The Internet of Manufacturing?

automatic robotic hand moving and preparing bits of chocolate

The Internet of Things is coming from dreams and plans to reality, but some people in manufacturing are suggesting that IoT must include the Internet of Manufacturing Things, or even just the Internet of Manufacturing.

Many IoT applications in other fields are about adding computers and internet capability to things that don’t currently communicate at all, like your refrigerator, store shelves, or your pedometer. The IoT in manufacturing is about getting efficient communication going among things that have been communicating in closed-loop systems for decades. Add in your company’s ERP and the expert knowledge of humans in the system, and you’ve trying to tame the Tower of Babel.

What’s more, as Peter Fischbach, automation industry sector manager at Bosch Rexroth was recently quoted saying in Automation World, “The goal of Industry 4.0 is not to [move everything into the] IT world, it is to make machines more efficient and easier to maintain.”

Rexroth’s Open Core Engineering project is intended to help connect a myriad of different machines and systems in ways that work well for their engineers and operators.
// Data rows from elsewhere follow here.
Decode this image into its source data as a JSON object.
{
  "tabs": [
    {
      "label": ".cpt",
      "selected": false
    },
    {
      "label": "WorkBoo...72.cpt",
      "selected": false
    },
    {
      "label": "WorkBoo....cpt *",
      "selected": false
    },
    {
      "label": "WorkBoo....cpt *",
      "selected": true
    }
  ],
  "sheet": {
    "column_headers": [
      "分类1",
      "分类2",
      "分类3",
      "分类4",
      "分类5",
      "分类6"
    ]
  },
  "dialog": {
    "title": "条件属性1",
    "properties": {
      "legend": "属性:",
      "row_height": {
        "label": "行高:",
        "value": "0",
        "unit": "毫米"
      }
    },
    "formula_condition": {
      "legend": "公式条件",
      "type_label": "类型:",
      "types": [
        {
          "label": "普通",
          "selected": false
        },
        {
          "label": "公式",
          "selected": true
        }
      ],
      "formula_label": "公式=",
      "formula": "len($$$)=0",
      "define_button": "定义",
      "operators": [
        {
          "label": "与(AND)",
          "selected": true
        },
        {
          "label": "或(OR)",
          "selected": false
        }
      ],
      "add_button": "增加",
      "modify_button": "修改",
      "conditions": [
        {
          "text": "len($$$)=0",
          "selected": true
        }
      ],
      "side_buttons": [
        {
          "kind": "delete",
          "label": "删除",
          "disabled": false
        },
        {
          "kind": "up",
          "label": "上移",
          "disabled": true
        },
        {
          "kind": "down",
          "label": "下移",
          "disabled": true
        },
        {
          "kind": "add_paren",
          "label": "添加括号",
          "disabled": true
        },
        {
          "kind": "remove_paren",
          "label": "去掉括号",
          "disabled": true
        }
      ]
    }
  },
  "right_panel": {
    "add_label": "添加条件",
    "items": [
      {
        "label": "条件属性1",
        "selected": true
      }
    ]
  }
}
The object is to make the factory work better, and to improve the bottom line.

Over time, the IoMT might bring in Big Data from other sources, allowing the store’s Smart Shelf to communicate directly with the plant about a need for increased production, causing the plant’s algorithms to change schedules for the machinery and fit in a few extra hundred thousand units of production.

At this point, the challenge is more about helping PCs and PLCs exchange data better.  Each production plant will have to determine how many different participants there should be in each conversation, and how closely they need to be able to communicate.